На суставах разлапистых волосатых рук поглавника вздувались узлы, было видно, что руки смущают его, что он не знает, куда их деть: то положит на стол, то поднимет и потрогает мочку огромного уха, то сунет их в карманы брюк, а в большинстве случаев кладет запястья на край стола, скрещивает волосатые пальцы между собой и потирает их друг о друга грубоватыми и робкими движениями. У него глубоко музыкальный и нежный тембр голоса. Он медленно говорил по-итальянски с легким тосканским акцентом, рассказывая мне о Флоренции, о Сиене, где провел в ссылке долгие годы.

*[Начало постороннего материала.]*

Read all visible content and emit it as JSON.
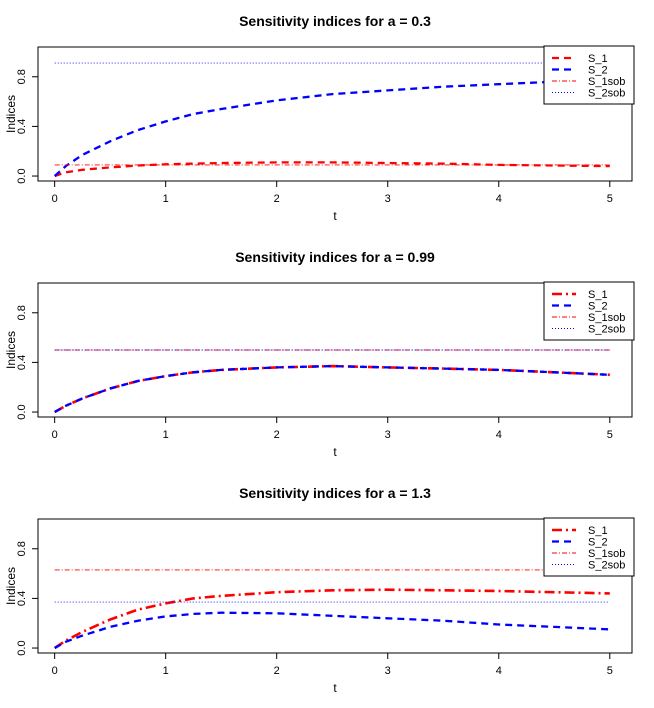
{
  "chart_data": [
    {
      "type": "line",
      "title": "Sensitivity indices for a = 0.3",
      "xlabel": "t",
      "ylabel": "Indices",
      "xlim": [
        0,
        5
      ],
      "ylim": [
        0,
        1
      ],
      "xticks": [
        0,
        1,
        2,
        3,
        4,
        5
      ],
      "yticks": [
        0.0,
        0.4,
        0.8
      ],
      "x": [
        0,
        0.1,
        0.25,
        0.5,
        0.75,
        1,
        1.25,
        1.5,
        2,
        2.5,
        3,
        3.5,
        4,
        4.5,
        5
      ],
      "legend_entries": [
        "S_1",
        "S_2",
        "S_1sob",
        "S_2sob"
      ],
      "series": [
        {
          "name": "S_1",
          "color": "#ff0000",
          "style": "dashed-thick",
          "values": [
            0,
            0.03,
            0.05,
            0.07,
            0.085,
            0.095,
            0.1,
            0.105,
            0.11,
            0.11,
            0.105,
            0.1,
            0.09,
            0.085,
            0.08
          ]
        },
        {
          "name": "S_2",
          "color": "#0000ff",
          "style": "dashed-thick",
          "values": [
            0,
            0.08,
            0.17,
            0.28,
            0.37,
            0.44,
            0.5,
            0.54,
            0.61,
            0.66,
            0.69,
            0.72,
            0.74,
            0.76,
            0.78
          ]
        },
        {
          "name": "S_1sob",
          "color": "#ff0000",
          "style": "dotdash-thin",
          "values": [
            0.09,
            0.09,
            0.09,
            0.09,
            0.09,
            0.09,
            0.09,
            0.09,
            0.09,
            0.09,
            0.09,
            0.09,
            0.09,
            0.09,
            0.09
          ]
        },
        {
          "name": "S_2sob",
          "color": "#0000ff",
          "style": "dotted-thin",
          "values": [
            0.91,
            0.91,
            0.91,
            0.91,
            0.91,
            0.91,
            0.91,
            0.91,
            0.91,
            0.91,
            0.91,
            0.91,
            0.91,
            0.91,
            0.91
          ]
        }
      ]
    },
    {
      "type": "line",
      "title": "Sensitivity indices for a = 0.99",
      "xlabel": "t",
      "ylabel": "Indices",
      "xlim": [
        0,
        5
      ],
      "ylim": [
        0,
        1
      ],
      "xticks": [
        0,
        1,
        2,
        3,
        4,
        5
      ],
      "yticks": [
        0.0,
        0.4,
        0.8
      ],
      "x": [
        0,
        0.1,
        0.25,
        0.5,
        0.75,
        1,
        1.25,
        1.5,
        2,
        2.5,
        3,
        3.5,
        4,
        4.5,
        5
      ],
      "legend_entries": [
        "S_1",
        "S_2",
        "S_1sob",
        "S_2sob"
      ],
      "series": [
        {
          "name": "S_1",
          "color": "#ff0000",
          "style": "dotdash-thick",
          "values": [
            0,
            0.05,
            0.11,
            0.19,
            0.25,
            0.29,
            0.32,
            0.34,
            0.36,
            0.37,
            0.36,
            0.35,
            0.34,
            0.32,
            0.3
          ]
        },
        {
          "name": "S_2",
          "color": "#0000ff",
          "style": "dashed-thick",
          "values": [
            0,
            0.05,
            0.11,
            0.19,
            0.25,
            0.29,
            0.32,
            0.34,
            0.36,
            0.37,
            0.36,
            0.35,
            0.34,
            0.32,
            0.3
          ]
        },
        {
          "name": "S_1sob",
          "color": "#ff0000",
          "style": "dotdash-thin",
          "values": [
            0.5,
            0.5,
            0.5,
            0.5,
            0.5,
            0.5,
            0.5,
            0.5,
            0.5,
            0.5,
            0.5,
            0.5,
            0.5,
            0.5,
            0.5
          ]
        },
        {
          "name": "S_2sob",
          "color": "#0000ff",
          "style": "dotted-thin",
          "values": [
            0.5,
            0.5,
            0.5,
            0.5,
            0.5,
            0.5,
            0.5,
            0.5,
            0.5,
            0.5,
            0.5,
            0.5,
            0.5,
            0.5,
            0.5
          ]
        }
      ]
    },
    {
      "type": "line",
      "title": "Sensitivity indices for a = 1.3",
      "xlabel": "t",
      "ylabel": "Indices",
      "xlim": [
        0,
        5
      ],
      "ylim": [
        0,
        1
      ],
      "xticks": [
        0,
        1,
        2,
        3,
        4,
        5
      ],
      "yticks": [
        0.0,
        0.4,
        0.8
      ],
      "x": [
        0,
        0.1,
        0.25,
        0.5,
        0.75,
        1,
        1.25,
        1.5,
        2,
        2.5,
        3,
        3.5,
        4,
        4.5,
        5
      ],
      "legend_entries": [
        "S_1",
        "S_2",
        "S_1sob",
        "S_2sob"
      ],
      "series": [
        {
          "name": "S_1",
          "color": "#ff0000",
          "style": "dotdash-thick",
          "values": [
            0,
            0.06,
            0.13,
            0.23,
            0.31,
            0.36,
            0.4,
            0.42,
            0.45,
            0.465,
            0.47,
            0.465,
            0.46,
            0.45,
            0.44
          ]
        },
        {
          "name": "S_2",
          "color": "#0000ff",
          "style": "dashed-thick",
          "values": [
            0,
            0.05,
            0.1,
            0.17,
            0.22,
            0.255,
            0.275,
            0.285,
            0.28,
            0.26,
            0.24,
            0.22,
            0.19,
            0.17,
            0.15
          ]
        },
        {
          "name": "S_1sob",
          "color": "#ff0000",
          "style": "dotdash-thin",
          "values": [
            0.63,
            0.63,
            0.63,
            0.63,
            0.63,
            0.63,
            0.63,
            0.63,
            0.63,
            0.63,
            0.63,
            0.63,
            0.63,
            0.63,
            0.63
          ]
        },
        {
          "name": "S_2sob",
          "color": "#0000ff",
          "style": "dotted-thin",
          "values": [
            0.37,
            0.37,
            0.37,
            0.37,
            0.37,
            0.37,
            0.37,
            0.37,
            0.37,
            0.37,
            0.37,
            0.37,
            0.37,
            0.37,
            0.37
          ]
        }
      ]
    }
  ]
}
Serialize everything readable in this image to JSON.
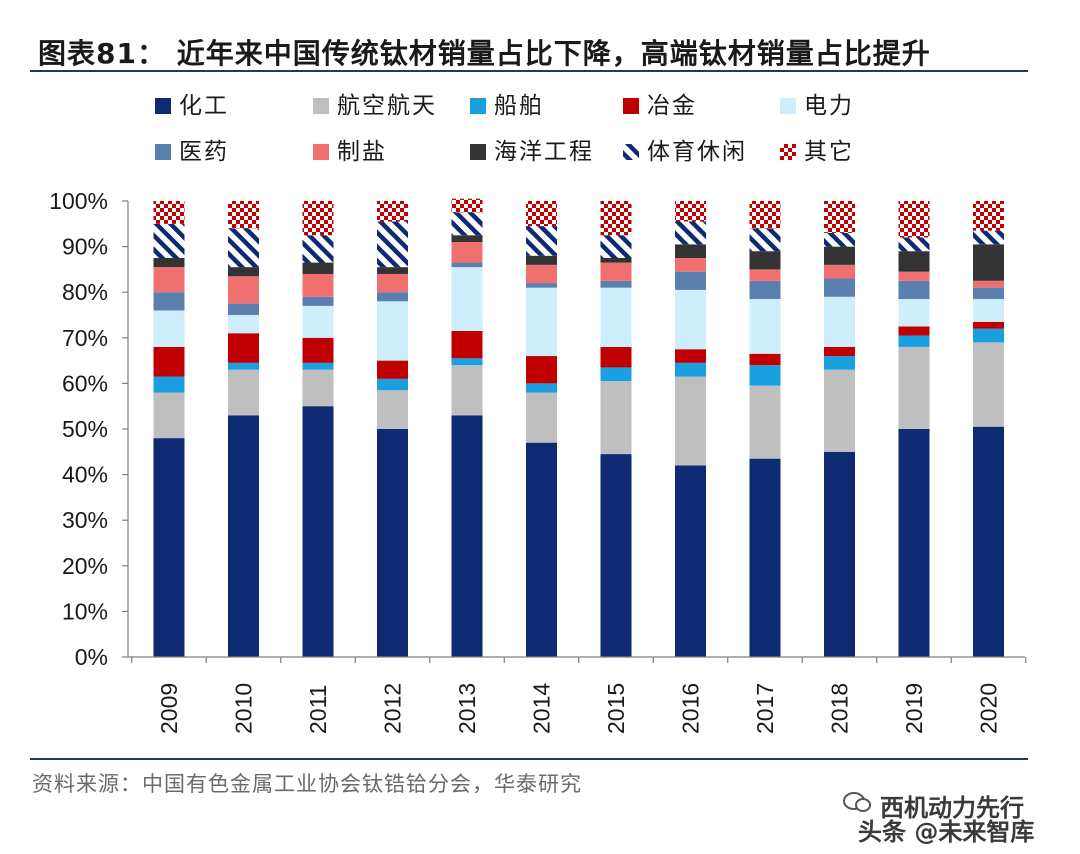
{
  "header": {
    "title": "图表81： 近年来中国传统钛材销量占比下降，高端钛材销量占比提升"
  },
  "footer": {
    "source": "资料来源：中国有色金属工业协会钛锆铪分会，华泰研究",
    "watermark_line1": "西机动力先行",
    "watermark_line2": "头条 @未来智库"
  },
  "chart_data": {
    "type": "bar",
    "stacked": true,
    "categories": [
      "2009",
      "2010",
      "2011",
      "2012",
      "2013",
      "2014",
      "2015",
      "2016",
      "2017",
      "2018",
      "2019",
      "2020"
    ],
    "ylim": [
      0,
      100
    ],
    "yticks": [
      "0%",
      "10%",
      "20%",
      "30%",
      "40%",
      "50%",
      "60%",
      "70%",
      "80%",
      "90%",
      "100%"
    ],
    "legend_position": "top",
    "series": [
      {
        "name": "化工",
        "color": "#0d2a73",
        "pattern": "solid",
        "values": [
          48,
          53,
          55,
          50,
          53,
          47,
          44.5,
          42,
          43.5,
          45,
          50,
          50.5
        ]
      },
      {
        "name": "航空航天",
        "color": "#bfbfbf",
        "pattern": "solid",
        "values": [
          10,
          10,
          8,
          8.5,
          11,
          11,
          16,
          19.5,
          16,
          18,
          18,
          18.5
        ]
      },
      {
        "name": "船舶",
        "color": "#1aa0e0",
        "pattern": "solid",
        "values": [
          3.5,
          1.5,
          1.5,
          2.5,
          1.5,
          2,
          3,
          3,
          4.5,
          3,
          2.5,
          3
        ]
      },
      {
        "name": "冶金",
        "color": "#c00000",
        "pattern": "solid",
        "values": [
          6.5,
          6.5,
          5.5,
          4,
          6,
          6,
          4.5,
          3,
          2.5,
          2,
          2,
          1.5
        ]
      },
      {
        "name": "电力",
        "color": "#cdeefa",
        "pattern": "solid",
        "values": [
          8,
          4,
          7,
          13,
          14,
          15,
          13,
          13,
          12,
          11,
          6,
          5
        ]
      },
      {
        "name": "医药",
        "color": "#5b7fae",
        "pattern": "solid",
        "values": [
          4,
          2.5,
          2,
          2,
          1,
          1,
          1.5,
          4,
          4,
          4,
          4,
          2.5
        ]
      },
      {
        "name": "制盐",
        "color": "#f07070",
        "pattern": "solid",
        "values": [
          5.5,
          6,
          5,
          4,
          4.5,
          4,
          4,
          3,
          2.5,
          3,
          2,
          1.5
        ]
      },
      {
        "name": "海洋工程",
        "color": "#333333",
        "pattern": "solid",
        "values": [
          2,
          2,
          2.5,
          1.5,
          1.5,
          2,
          1,
          3,
          4,
          4,
          4.5,
          8
        ]
      },
      {
        "name": "体育休闲",
        "color": "#0d2a73",
        "pattern": "diagonal",
        "values": [
          7.5,
          8.5,
          6,
          10,
          5,
          6.5,
          5,
          5,
          5,
          3,
          3,
          3
        ]
      },
      {
        "name": "其它",
        "color": "#c00000",
        "pattern": "checker",
        "values": [
          5,
          6,
          7.5,
          4.5,
          3,
          5.5,
          7.5,
          4.5,
          6,
          7,
          8,
          6.5
        ]
      }
    ]
  }
}
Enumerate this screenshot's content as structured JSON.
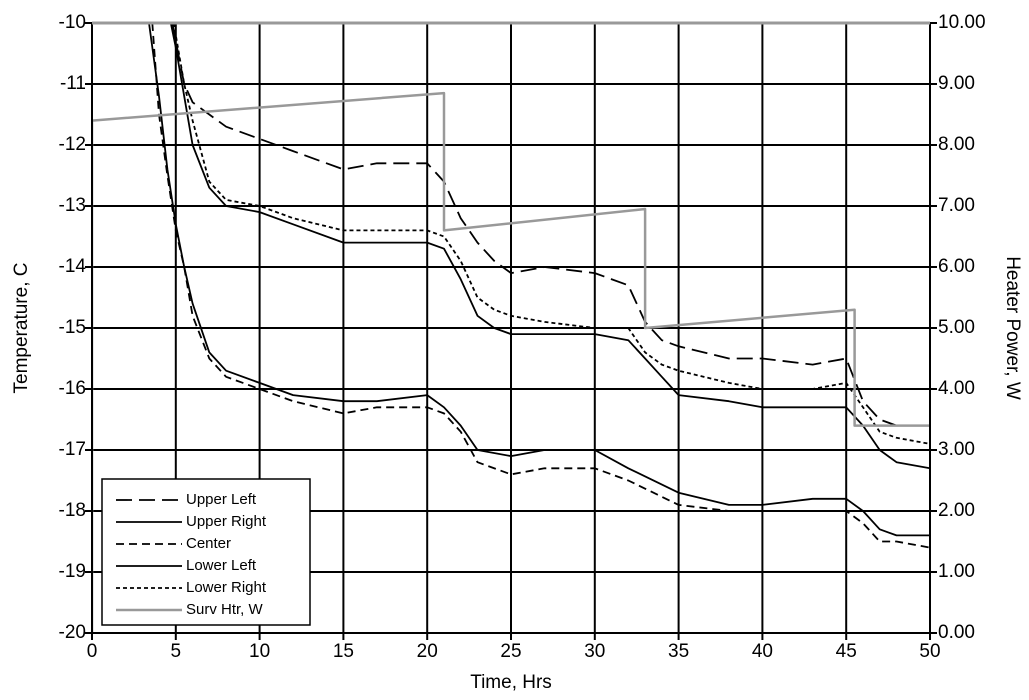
{
  "chart_data": {
    "type": "line",
    "xlabel": "Time, Hrs",
    "ylabel": "Temperature, C",
    "y2label": "Heater Power, W",
    "xlim": [
      0,
      50
    ],
    "xticks": [
      0,
      5,
      10,
      15,
      20,
      25,
      30,
      35,
      40,
      45,
      50
    ],
    "ylim": [
      -20,
      -10
    ],
    "yticks": [
      -20,
      -19,
      -18,
      -17,
      -16,
      -15,
      -14,
      -13,
      -12,
      -11,
      -10
    ],
    "y2lim": [
      0,
      10
    ],
    "y2ticks": [
      {
        "value": 0,
        "label": "0.00"
      },
      {
        "value": 1,
        "label": "1.00"
      },
      {
        "value": 2,
        "label": "2.00"
      },
      {
        "value": 3,
        "label": "3.00"
      },
      {
        "value": 4,
        "label": "4.00"
      },
      {
        "value": 5,
        "label": "5.00"
      },
      {
        "value": 6,
        "label": "6.00"
      },
      {
        "value": 7,
        "label": "7.00"
      },
      {
        "value": 8,
        "label": "8.00"
      },
      {
        "value": 9,
        "label": "9.00"
      },
      {
        "value": 10,
        "label": "10.00"
      }
    ],
    "grid": true,
    "legend": "lower left",
    "series": [
      {
        "name": "Upper Left",
        "color": "#000000",
        "dash": "long",
        "x": [
          4.8,
          5,
          5.5,
          6,
          7,
          8,
          10,
          12,
          15,
          17,
          20,
          21,
          22,
          23,
          24,
          25,
          27,
          30,
          32,
          33,
          34,
          35,
          38,
          40,
          43,
          45,
          46,
          47,
          48,
          50
        ],
        "values": [
          -10,
          -10.3,
          -11,
          -11.3,
          -11.5,
          -11.7,
          -11.9,
          -12.1,
          -12.4,
          -12.3,
          -12.3,
          -12.6,
          -13.2,
          -13.6,
          -13.9,
          -14.1,
          -14.0,
          -14.1,
          -14.3,
          -14.9,
          -15.2,
          -15.3,
          -15.5,
          -15.5,
          -15.6,
          -15.5,
          -16.2,
          -16.5,
          -16.6,
          -16.6
        ]
      },
      {
        "name": "Upper Right",
        "color": "#000000",
        "dash": "solid",
        "x": [
          4.7,
          5,
          5.5,
          6,
          7,
          8,
          10,
          12,
          15,
          17,
          20,
          21,
          22,
          23,
          24,
          25,
          27,
          30,
          32,
          33,
          34,
          35,
          38,
          40,
          43,
          45,
          46,
          47,
          48,
          50
        ],
        "values": [
          -10,
          -10.4,
          -11.2,
          -12,
          -12.7,
          -13,
          -13.1,
          -13.3,
          -13.6,
          -13.6,
          -13.6,
          -13.7,
          -14.2,
          -14.8,
          -15.0,
          -15.1,
          -15.1,
          -15.1,
          -15.2,
          -15.5,
          -15.8,
          -16.1,
          -16.2,
          -16.3,
          -16.3,
          -16.3,
          -16.6,
          -17.0,
          -17.2,
          -17.3
        ]
      },
      {
        "name": "Center",
        "color": "#000000",
        "dash": "short",
        "x": [
          3.6,
          4,
          4.5,
          5,
          5.5,
          6,
          7,
          8,
          10,
          12,
          15,
          17,
          20,
          21,
          22,
          23,
          25,
          27,
          30,
          32,
          35,
          38,
          40,
          43,
          45,
          46,
          47,
          48,
          50
        ],
        "values": [
          -10,
          -11.5,
          -12.5,
          -13.4,
          -14,
          -14.8,
          -15.5,
          -15.8,
          -16.0,
          -16.2,
          -16.4,
          -16.3,
          -16.3,
          -16.4,
          -16.7,
          -17.2,
          -17.4,
          -17.3,
          -17.3,
          -17.5,
          -17.9,
          -18.0,
          -18.0,
          -18.0,
          -18.0,
          -18.2,
          -18.5,
          -18.5,
          -18.6
        ]
      },
      {
        "name": "Lower Left",
        "color": "#000000",
        "dash": "solid",
        "x": [
          3.4,
          4,
          4.5,
          5,
          5.5,
          6,
          7,
          8,
          10,
          12,
          15,
          17,
          20,
          21,
          22,
          23,
          25,
          27,
          30,
          32,
          35,
          38,
          40,
          43,
          45,
          46,
          47,
          48,
          50
        ],
        "values": [
          -10,
          -11.2,
          -12.4,
          -13.3,
          -14,
          -14.6,
          -15.4,
          -15.7,
          -15.9,
          -16.1,
          -16.2,
          -16.2,
          -16.1,
          -16.3,
          -16.6,
          -17.0,
          -17.1,
          -17.0,
          -17.0,
          -17.3,
          -17.7,
          -17.9,
          -17.9,
          -17.8,
          -17.8,
          -18.0,
          -18.3,
          -18.4,
          -18.4
        ]
      },
      {
        "name": "Lower Right",
        "color": "#000000",
        "dash": "dot",
        "x": [
          4.9,
          5,
          5.5,
          6,
          7,
          8,
          10,
          12,
          15,
          17,
          20,
          21,
          22,
          23,
          24,
          25,
          27,
          30,
          32,
          33,
          34,
          35,
          38,
          40,
          43,
          45,
          46,
          47,
          48,
          50
        ],
        "values": [
          -10,
          -10.2,
          -11,
          -11.6,
          -12.6,
          -12.9,
          -13.0,
          -13.2,
          -13.4,
          -13.4,
          -13.4,
          -13.5,
          -13.9,
          -14.5,
          -14.7,
          -14.8,
          -14.9,
          -15.0,
          -15.0,
          -15.4,
          -15.6,
          -15.7,
          -15.9,
          -16.0,
          -16.0,
          -15.9,
          -16.3,
          -16.7,
          -16.8,
          -16.9
        ]
      },
      {
        "name": "Surv Htr, W",
        "color": "#999999",
        "dash": "solid",
        "axis": "y2",
        "x": [
          0,
          0,
          21,
          21,
          33,
          33,
          45.5,
          45.5,
          50
        ],
        "values": [
          0,
          8.4,
          8.85,
          6.6,
          6.95,
          5.0,
          5.3,
          3.4,
          3.4
        ]
      }
    ]
  }
}
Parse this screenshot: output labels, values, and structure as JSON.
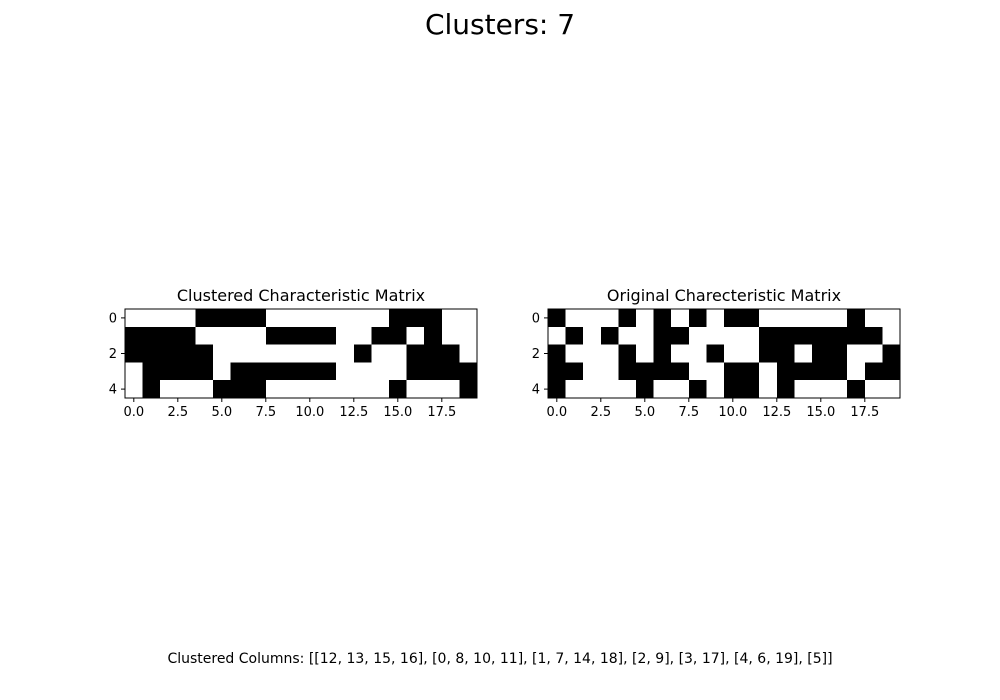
{
  "figure": {
    "title": "Clusters: 7",
    "footer": "Clustered Columns: [[12, 13, 15, 16], [0, 8, 10, 11], [1, 7, 14, 18], [2, 9], [3, 17], [4, 6, 19], [5]]"
  },
  "chart_data": [
    {
      "type": "heatmap",
      "title": "Clustered Characteristic Matrix",
      "rows": 5,
      "cols": 20,
      "cmap": "binary",
      "colors": {
        "one": "#000000",
        "zero": "#ffffff"
      },
      "x_ticks": [
        0.0,
        2.5,
        5.0,
        7.5,
        10.0,
        12.5,
        15.0,
        17.5
      ],
      "x_tick_labels": [
        "0.0",
        "2.5",
        "5.0",
        "7.5",
        "10.0",
        "12.5",
        "15.0",
        "17.5"
      ],
      "y_ticks": [
        0,
        2,
        4
      ],
      "y_tick_labels": [
        "0",
        "2",
        "4"
      ],
      "xlim": [
        -0.5,
        19.5
      ],
      "ylim": [
        4.5,
        -0.5
      ],
      "matrix": [
        [
          0,
          0,
          0,
          0,
          1,
          1,
          1,
          1,
          0,
          0,
          0,
          0,
          0,
          0,
          0,
          1,
          1,
          1,
          0,
          0
        ],
        [
          1,
          1,
          1,
          1,
          0,
          0,
          0,
          0,
          1,
          1,
          1,
          1,
          0,
          0,
          1,
          1,
          0,
          1,
          0,
          0
        ],
        [
          1,
          1,
          1,
          1,
          1,
          0,
          0,
          0,
          0,
          0,
          0,
          0,
          0,
          1,
          0,
          0,
          1,
          1,
          1,
          0
        ],
        [
          0,
          1,
          1,
          1,
          1,
          0,
          1,
          1,
          1,
          1,
          1,
          1,
          0,
          0,
          0,
          0,
          1,
          1,
          1,
          1
        ],
        [
          0,
          1,
          0,
          0,
          0,
          1,
          1,
          1,
          0,
          0,
          0,
          0,
          0,
          0,
          0,
          1,
          0,
          0,
          0,
          1
        ]
      ]
    },
    {
      "type": "heatmap",
      "title": "Original Charecteristic Matrix",
      "rows": 5,
      "cols": 20,
      "cmap": "binary",
      "colors": {
        "one": "#000000",
        "zero": "#ffffff"
      },
      "x_ticks": [
        0.0,
        2.5,
        5.0,
        7.5,
        10.0,
        12.5,
        15.0,
        17.5
      ],
      "x_tick_labels": [
        "0.0",
        "2.5",
        "5.0",
        "7.5",
        "10.0",
        "12.5",
        "15.0",
        "17.5"
      ],
      "y_ticks": [
        0,
        2,
        4
      ],
      "y_tick_labels": [
        "0",
        "2",
        "4"
      ],
      "xlim": [
        -0.5,
        19.5
      ],
      "ylim": [
        4.5,
        -0.5
      ],
      "matrix": [
        [
          1,
          0,
          0,
          0,
          1,
          0,
          1,
          0,
          1,
          0,
          1,
          1,
          0,
          0,
          0,
          0,
          0,
          1,
          0,
          0
        ],
        [
          0,
          1,
          0,
          1,
          0,
          0,
          1,
          1,
          0,
          0,
          0,
          0,
          1,
          1,
          1,
          1,
          1,
          1,
          1,
          0
        ],
        [
          1,
          0,
          0,
          0,
          1,
          0,
          1,
          0,
          0,
          1,
          0,
          0,
          1,
          1,
          0,
          1,
          1,
          0,
          0,
          1
        ],
        [
          1,
          1,
          0,
          0,
          1,
          1,
          1,
          1,
          0,
          0,
          1,
          1,
          0,
          1,
          1,
          1,
          1,
          0,
          1,
          1
        ],
        [
          1,
          0,
          0,
          0,
          0,
          1,
          0,
          0,
          1,
          0,
          1,
          1,
          0,
          1,
          0,
          0,
          0,
          1,
          0,
          0
        ]
      ]
    }
  ]
}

Слушая его, я думал, что именно он – террорист, убивший короля Югославии Александра I, что на этом человеке – смерть Барту. Мне подумалось, что, может, он не колеблясь и прибегал к крайним мерам в деле защиты свободы своего народа, но вид крови наверняка приводил его в ужас. Вот добрый человек, думал я, простой и великодушный. Анте Павелич смотрел на меня черными глубокими глазами и, пошевеливая чудовищными ушами, говорил мне: «Я буду править моим народом великодушно и справедливо». Для таких уст это были трогательные слова.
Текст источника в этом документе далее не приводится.